XXV - Assim, a douta sentença, ao considerar que sendo a dívida municipal, os RR. não visaram a obtenção de vantagem patrimonial ilícita, viola o disposto no artº 8º nº 2 da Lei 27/96.

XXVI - A norma do art° 21° da Lei 29/87 da forma como foi interpretada e aplicada pela douta sentença, é inconstitucional por violação dos princípios de igualdade, da proporcionalidade, da justiça e da imparcialidade, consagrado nos art°s. 13° e 266º n° 2 da Constituição, inconstitucionalidade que aqui se invoca.

XXVII - Pelo exposto, a douta sentença ao julgar a acção improcedente por não provada, viola o disposto nos art°. 8° nº 2 da Lei 27/96; 44° nº 1 als. a) e c) do CPA; 5º/1/q) e 21° da Lei nº 29/96; 13º e 266º n° 2 da Constituição e incorre na nulidade prevista no artº 668º nº 1 al. d) do C. P. Civil.

XXVIII - Deve por isso ser revogada e substituída por outra que, julgando a acção procedente declare a perda do mandato para que os RR. foram eleitos nas eleições autárquicas de 16.12.2001.

2 - Contra-alegaram os recorridos A...

e B... (fls. 774/796 cujo conteúdo se dá por integralmente reproduzido). Nas conclusões que formularam, sustentam em síntese que: O envolvimento dos requeridos no processo em causa, quer enquanto ofendidos, quer enquanto arguidos, resultou apenas e tão só das suas qualidades de Presidente da Câmara e Vereadores e não em resultado de qualquer iniciativa por eles tomada enquanto cidadãos, ou por qualquer outro motivo da sua vida particular, pelo que a sua intervenção no processo em causa tem subjacente o exercício daquelas funções, estando claramente abrangida no âmbito do preceituado no artº 21º da Lei 29/87; E, para que possa ter aplicabilidade o disposto no artº 8º nº 2 da Lei 27/96, é necessária a verificação de dois requisitos cumulativos, a saber: (i) que exista impedimento legal a intervir no procedimento administrativo; (ii) que essa intervenção ilegal vise a obtenção de vantagem patrimonial para si ou para outrem.
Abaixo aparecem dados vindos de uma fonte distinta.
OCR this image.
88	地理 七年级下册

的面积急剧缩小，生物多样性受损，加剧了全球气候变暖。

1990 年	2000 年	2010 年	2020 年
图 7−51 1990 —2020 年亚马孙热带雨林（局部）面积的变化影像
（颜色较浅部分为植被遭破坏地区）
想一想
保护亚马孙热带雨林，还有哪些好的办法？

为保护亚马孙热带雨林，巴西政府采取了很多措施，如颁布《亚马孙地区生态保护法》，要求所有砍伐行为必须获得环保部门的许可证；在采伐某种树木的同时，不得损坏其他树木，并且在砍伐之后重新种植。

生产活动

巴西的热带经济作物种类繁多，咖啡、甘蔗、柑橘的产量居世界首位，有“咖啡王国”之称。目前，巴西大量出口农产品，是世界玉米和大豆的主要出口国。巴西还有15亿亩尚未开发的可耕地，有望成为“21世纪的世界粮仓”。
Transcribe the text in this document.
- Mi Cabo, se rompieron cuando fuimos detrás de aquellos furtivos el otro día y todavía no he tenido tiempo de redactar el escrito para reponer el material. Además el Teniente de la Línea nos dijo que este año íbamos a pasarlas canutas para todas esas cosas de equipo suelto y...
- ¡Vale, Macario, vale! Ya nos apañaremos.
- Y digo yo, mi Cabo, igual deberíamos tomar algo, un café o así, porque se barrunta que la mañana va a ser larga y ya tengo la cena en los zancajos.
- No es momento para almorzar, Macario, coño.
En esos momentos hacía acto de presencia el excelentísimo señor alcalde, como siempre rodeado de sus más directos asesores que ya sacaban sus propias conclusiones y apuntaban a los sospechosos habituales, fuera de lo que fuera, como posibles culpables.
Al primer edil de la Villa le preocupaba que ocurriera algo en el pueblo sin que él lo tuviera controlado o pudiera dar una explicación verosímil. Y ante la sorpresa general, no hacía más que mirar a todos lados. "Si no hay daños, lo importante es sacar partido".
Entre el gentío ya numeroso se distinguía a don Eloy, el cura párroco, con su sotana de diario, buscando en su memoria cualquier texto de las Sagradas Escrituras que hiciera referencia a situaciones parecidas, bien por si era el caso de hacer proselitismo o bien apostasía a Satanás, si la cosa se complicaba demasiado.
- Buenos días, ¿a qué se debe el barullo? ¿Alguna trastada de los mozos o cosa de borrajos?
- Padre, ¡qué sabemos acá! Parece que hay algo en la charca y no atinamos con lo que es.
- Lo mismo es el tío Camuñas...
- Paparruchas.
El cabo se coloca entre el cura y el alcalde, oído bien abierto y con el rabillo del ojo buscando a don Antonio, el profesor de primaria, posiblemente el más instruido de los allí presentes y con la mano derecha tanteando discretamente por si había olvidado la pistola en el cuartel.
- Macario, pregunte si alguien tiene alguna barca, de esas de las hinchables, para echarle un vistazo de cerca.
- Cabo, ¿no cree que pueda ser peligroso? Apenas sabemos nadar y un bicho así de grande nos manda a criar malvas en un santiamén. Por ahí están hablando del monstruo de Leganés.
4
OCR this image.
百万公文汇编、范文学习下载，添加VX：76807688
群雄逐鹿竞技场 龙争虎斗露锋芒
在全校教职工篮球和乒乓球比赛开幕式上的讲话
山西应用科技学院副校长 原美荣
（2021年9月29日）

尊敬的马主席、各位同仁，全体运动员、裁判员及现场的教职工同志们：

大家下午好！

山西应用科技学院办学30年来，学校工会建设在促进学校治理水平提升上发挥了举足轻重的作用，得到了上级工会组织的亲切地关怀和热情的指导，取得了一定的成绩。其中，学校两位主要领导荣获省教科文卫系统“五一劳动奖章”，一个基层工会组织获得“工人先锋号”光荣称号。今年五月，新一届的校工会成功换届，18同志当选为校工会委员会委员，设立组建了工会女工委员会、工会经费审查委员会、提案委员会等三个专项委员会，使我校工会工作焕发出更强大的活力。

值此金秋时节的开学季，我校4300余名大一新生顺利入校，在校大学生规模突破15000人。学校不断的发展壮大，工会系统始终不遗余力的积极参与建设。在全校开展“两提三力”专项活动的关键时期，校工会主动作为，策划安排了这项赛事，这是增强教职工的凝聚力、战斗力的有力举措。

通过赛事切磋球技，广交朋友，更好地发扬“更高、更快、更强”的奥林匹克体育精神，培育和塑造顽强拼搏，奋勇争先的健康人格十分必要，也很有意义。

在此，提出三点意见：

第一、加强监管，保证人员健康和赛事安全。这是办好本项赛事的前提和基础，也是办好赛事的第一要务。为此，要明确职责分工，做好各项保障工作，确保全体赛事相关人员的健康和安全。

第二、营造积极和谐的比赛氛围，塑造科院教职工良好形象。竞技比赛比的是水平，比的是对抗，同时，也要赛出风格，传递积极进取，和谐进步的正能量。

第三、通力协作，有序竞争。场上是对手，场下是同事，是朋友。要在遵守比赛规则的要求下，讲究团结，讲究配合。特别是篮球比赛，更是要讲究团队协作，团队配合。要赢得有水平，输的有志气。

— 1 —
Apenas a vantagem patrimonial ilícita, que é parte integrante do "tipo" de actuação prevista no nº 2 do artº 8º, à semelhança do que o "benefício ilegítimo" constitui elemento essencial do crime de abuso de poder previsto no artº 26º/1 da Lei 34/47 de 16 de Julho, justifica tal medida.

Ora os requeridos não actuaram com intenção de obterem uma vantagem patrimonial, já que apenas visaram...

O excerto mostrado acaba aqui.